The diet, developed to reduce epileptic seizures in children, has gained wide popularity in recent years for an entirely different reason: its promise of rapid weight loss without giving up fatty foods like bacon.
But the diet has reputed downsides, including some that would likely affect troop morale.
For instance, in addition to depriving troops of the sugary and starchy foods many of them love, the diet has been reported to cause bad breath and other smelly nuisances.
Nutritionists caution that not only is weight loss on the keto diet often short-lived, but achieving ketosis requires sticking to severe restrictions on carbohydrates. Eating just two medium-sized apples in a day could bust the limit.
Too much protein can also hamper efforts to reach the desired ketogenic state and even minor dietary lapses can cause setbacks.
A recent study published in the Journal of Sports Medicine and Physical Fitness found that even short-term ketogenic diets reduce exercise performance, especially for high-intensity, short duration activities.

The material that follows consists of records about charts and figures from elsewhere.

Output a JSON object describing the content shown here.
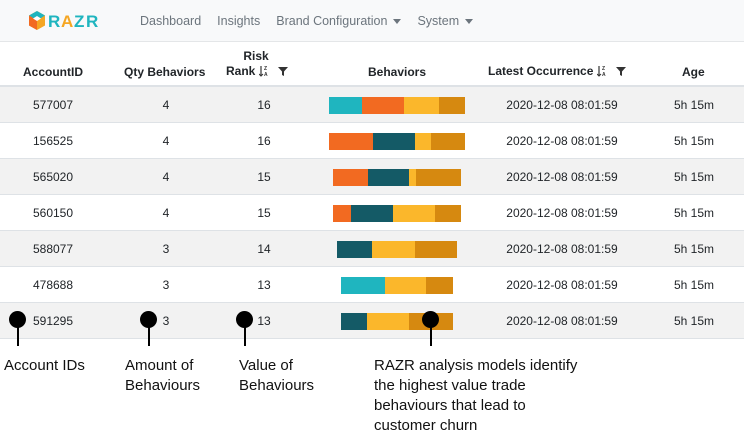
{
  "brand": {
    "name": "RAZR"
  },
  "nav": [
    {
      "label": "Dashboard",
      "dropdown": false
    },
    {
      "label": "Insights",
      "dropdown": false
    },
    {
      "label": "Brand Configuration",
      "dropdown": true
    },
    {
      "label": "System",
      "dropdown": true
    }
  ],
  "columns": {
    "account": "AccountID",
    "qty": "Qty Behaviors",
    "risk_line1": "Risk",
    "risk_line2": "Rank",
    "behaviors": "Behaviors",
    "latest": "Latest Occurrence",
    "age": "Age"
  },
  "colors": {
    "teal": "#1fb5bf",
    "orange": "#f26a21",
    "dark_teal": "#145a66",
    "yellow": "#fbb72b",
    "gold": "#d68910"
  },
  "rows": [
    {
      "account": "577007",
      "qty": "4",
      "risk": "16",
      "latest": "2020-12-08 08:01:59",
      "age": "5h 15m",
      "segments": [
        {
          "color": "teal",
          "share": 0.24
        },
        {
          "color": "orange",
          "share": 0.31
        },
        {
          "color": "yellow",
          "share": 0.26
        },
        {
          "color": "gold",
          "share": 0.19
        }
      ]
    },
    {
      "account": "156525",
      "qty": "4",
      "risk": "16",
      "latest": "2020-12-08 08:01:59",
      "age": "5h 15m",
      "segments": [
        {
          "color": "orange",
          "share": 0.32
        },
        {
          "color": "dark_teal",
          "share": 0.31
        },
        {
          "color": "yellow",
          "share": 0.12
        },
        {
          "color": "gold",
          "share": 0.25
        }
      ]
    },
    {
      "account": "565020",
      "qty": "4",
      "risk": "15",
      "latest": "2020-12-08 08:01:59",
      "age": "5h 15m",
      "segments": [
        {
          "color": "orange",
          "share": 0.27
        },
        {
          "color": "dark_teal",
          "share": 0.32
        },
        {
          "color": "yellow",
          "share": 0.06
        },
        {
          "color": "gold",
          "share": 0.35
        }
      ]
    },
    {
      "account": "560150",
      "qty": "4",
      "risk": "15",
      "latest": "2020-12-08 08:01:59",
      "age": "5h 15m",
      "segments": [
        {
          "color": "orange",
          "share": 0.14
        },
        {
          "color": "dark_teal",
          "share": 0.33
        },
        {
          "color": "yellow",
          "share": 0.33
        },
        {
          "color": "gold",
          "share": 0.2
        }
      ]
    },
    {
      "account": "588077",
      "qty": "3",
      "risk": "14",
      "latest": "2020-12-08 08:01:59",
      "age": "5h 15m",
      "segments": [
        {
          "color": "dark_teal",
          "share": 0.29
        },
        {
          "color": "yellow",
          "share": 0.36
        },
        {
          "color": "gold",
          "share": 0.35
        }
      ]
    },
    {
      "account": "478688",
      "qty": "3",
      "risk": "13",
      "latest": "2020-12-08 08:01:59",
      "age": "5h 15m",
      "segments": [
        {
          "color": "teal",
          "share": 0.39
        },
        {
          "color": "yellow",
          "share": 0.37
        },
        {
          "color": "gold",
          "share": 0.24
        }
      ]
    },
    {
      "account": "591295",
      "qty": "3",
      "risk": "13",
      "latest": "2020-12-08 08:01:59",
      "age": "5h 15m",
      "segments": [
        {
          "color": "dark_teal",
          "share": 0.23
        },
        {
          "color": "yellow",
          "share": 0.38
        },
        {
          "color": "gold",
          "share": 0.39
        }
      ]
    }
  ],
  "annotations": {
    "account_ids": "Account IDs",
    "amount_line1": "Amount of",
    "amount_line2": "Behaviours",
    "value_line1": "Value of",
    "value_line2": "Behaviours",
    "razr_line1": "RAZR analysis models identify",
    "razr_line2": "the highest value trade",
    "razr_line3": "behaviours that lead to",
    "razr_line4": "customer churn"
  }
}
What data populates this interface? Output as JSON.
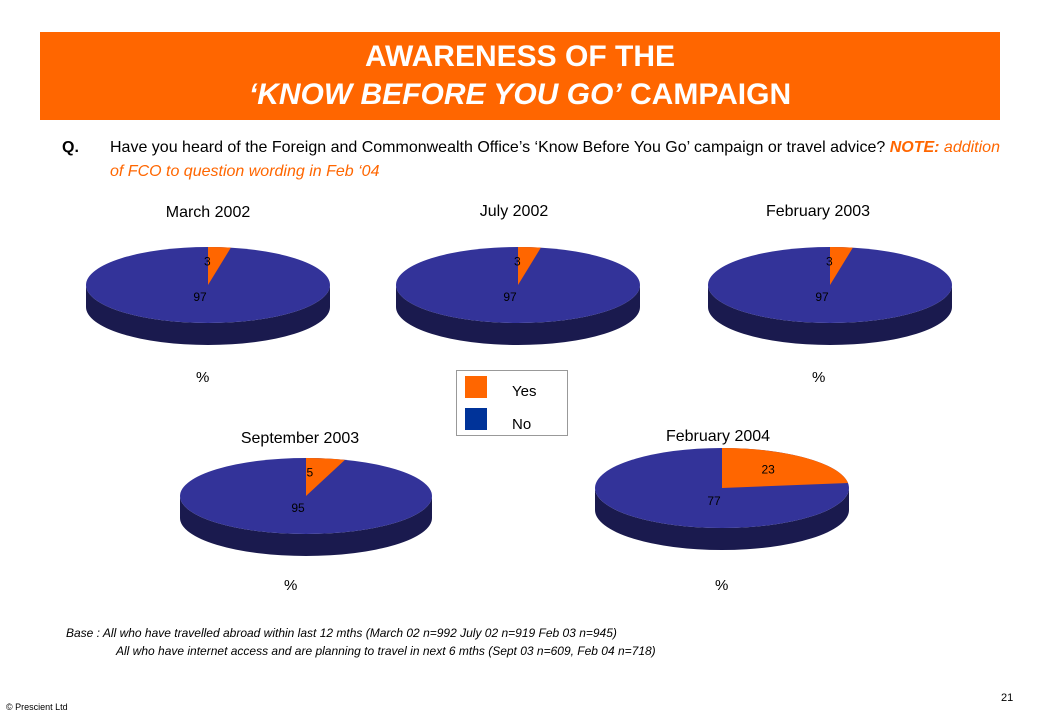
{
  "header": {
    "title_line1": "AWARENESS OF THE",
    "title_line2_italic": "‘KNOW BEFORE YOU GO’",
    "title_line2_rest": " CAMPAIGN"
  },
  "question": {
    "label": "Q.",
    "text": "Have you heard of the Foreign and Commonwealth Office’s ‘Know Before You Go’ campaign or travel advice? ",
    "note_label": "NOTE:",
    "note": " addition of FCO to question wording in Feb ‘04"
  },
  "legend": {
    "yes_label": "Yes",
    "no_label": "No",
    "yes_color": "#ff6600",
    "no_color": "#003399"
  },
  "pct_symbol": "%",
  "chart_data": [
    {
      "type": "pie",
      "title": "March 2002",
      "labels": [
        "Yes",
        "No"
      ],
      "values": [
        3,
        97
      ]
    },
    {
      "type": "pie",
      "title": "July 2002",
      "labels": [
        "Yes",
        "No"
      ],
      "values": [
        3,
        97
      ]
    },
    {
      "type": "pie",
      "title": "February 2003",
      "labels": [
        "Yes",
        "No"
      ],
      "values": [
        3,
        97
      ]
    },
    {
      "type": "pie",
      "title": "September 2003",
      "labels": [
        "Yes",
        "No"
      ],
      "values": [
        5,
        95
      ]
    },
    {
      "type": "pie",
      "title": "February 2004",
      "labels": [
        "Yes",
        "No"
      ],
      "values": [
        23,
        77
      ]
    }
  ],
  "base": {
    "line1": "Base : All who have travelled abroad within last 12 mths (March 02 n=992 July 02 n=919 Feb 03 n=945)",
    "line2": "All who have internet access and are planning to travel in next 6 mths (Sept 03 n=609, Feb 04 n=718)"
  },
  "footer": {
    "copyright": "© Prescient Ltd",
    "page_number": "21"
  }
}
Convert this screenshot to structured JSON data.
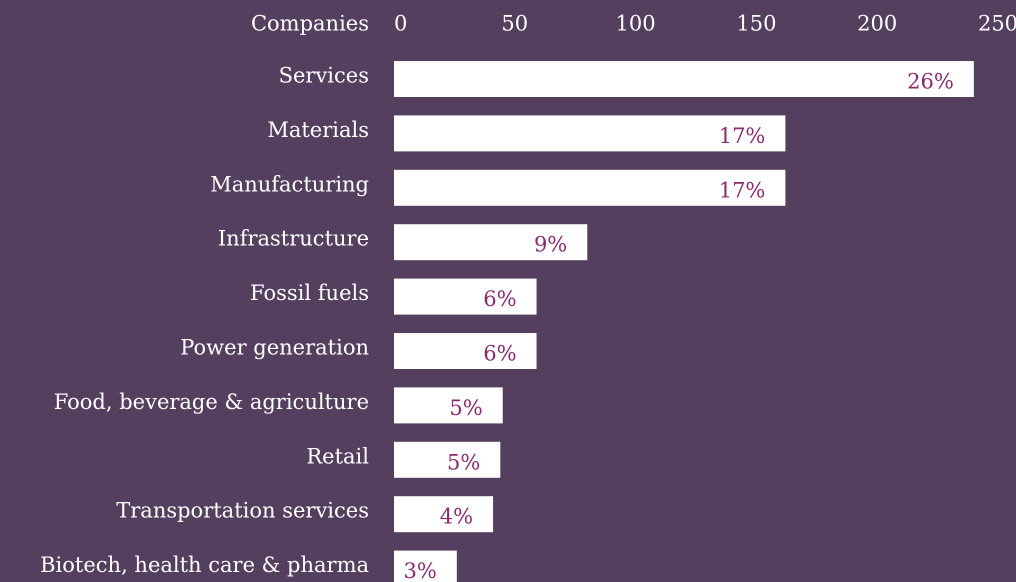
{
  "chart_data": {
    "type": "bar",
    "orientation": "horizontal",
    "x_label": "Companies",
    "categories": [
      "Services",
      "Materials",
      "Manufacturing",
      "Infrastructure",
      "Fossil fuels",
      "Power generation",
      "Food, beverage & agriculture",
      "Retail",
      "Transportation services",
      "Biotech, health care & pharma"
    ],
    "values": [
      240,
      162,
      162,
      80,
      59,
      59,
      45,
      44,
      41,
      26
    ],
    "value_labels": [
      "26%",
      "17%",
      "17%",
      "9%",
      "6%",
      "6%",
      "5%",
      "5%",
      "4%",
      "3%"
    ],
    "color": "#ffffff",
    "label_color": "#8b2a6e",
    "xlim": [
      0,
      250
    ],
    "xticks": [
      0,
      50,
      100,
      150,
      200,
      250
    ]
  }
}
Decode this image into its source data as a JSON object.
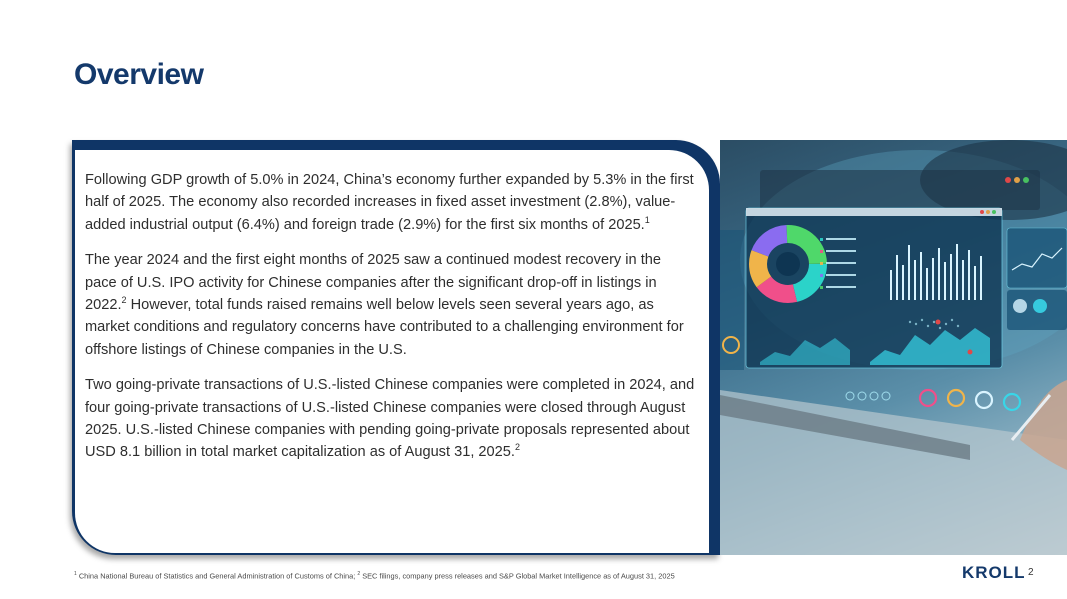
{
  "slide": {
    "title": "Overview",
    "paragraphs": [
      {
        "text": "Following GDP growth of 5.0% in 2024, China’s economy further expanded by 5.3% in the first half of 2025. The economy also recorded increases in fixed asset investment (2.8%), value-added industrial output (6.4%) and foreign trade (2.9%) for the first six months of 2025.",
        "ref": "1"
      },
      {
        "text_before": "The year 2024 and the first eight months of 2025 saw a continued modest recovery in the pace of U.S. IPO activity for Chinese companies after the significant drop-off in listings in 2022.",
        "ref": "2",
        "text_after": " However, total funds raised remains well below levels seen several years ago, as market conditions and regulatory concerns have contributed to a challenging environment for offshore listings of Chinese companies in the U.S."
      },
      {
        "text": "Two going-private transactions of U.S.-listed Chinese companies were completed in 2024, and four going-private transactions of U.S.-listed Chinese companies were closed through August 2025. U.S.-listed Chinese companies with pending going-private proposals represented about USD 8.1 billion in total market capitalization as of August 31, 2025.",
        "ref": "2"
      }
    ],
    "footnote": {
      "ref1": "1",
      "text1": " China National Bureau of Statistics and General Administration of Customs of China; ",
      "ref2": "2",
      "text2": " SEC filings, company press releases and S&P Global Market Intelligence as of August 31, 2025"
    },
    "logo_text": "KROLL",
    "page_number": "2"
  },
  "colors": {
    "brand_navy": "#14396b",
    "card_frame": "#0f3566",
    "accent_cyan": "#38d6e8"
  },
  "image": {
    "description_icon": "analytics-dashboard-illustration"
  }
}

Dieters have complained of flu-like symptoms when adjusting to the high-fat plan, and other issues including constipation, diarrhea or a foul-smelling condition known as “keto crotch,” which mainly affects women.
Furthermore, scientists have warned there’s little data about the diet’s long-term effects or its effect on cardiovascular or neurological health.
Open to change SOCOM is continuing to research the potential benefits of ketosis to troops in extreme environments, Sanders said in May, as well as looking at non-dietary ways to induce the state.
If researchers discover that a diet or supplement can have a significant effect on performance, SOCOM would establish standards and “recommended means” to achieve them, Mayne said.
“This would be akin to the current nutritional guidelines that are applied throughout military dining facilities today,” he said.
Current military menu guidance calls for healthy options at chow halls such as low-calorie sodas, low-sodium seasonings, vegetables at every meal and fresh fruit as a dessert choice.
But troops can still fill their plates with burgers nestled in high-carb buns, served with fries dipped in sugar- and sodium-rich ketchup, if they choose.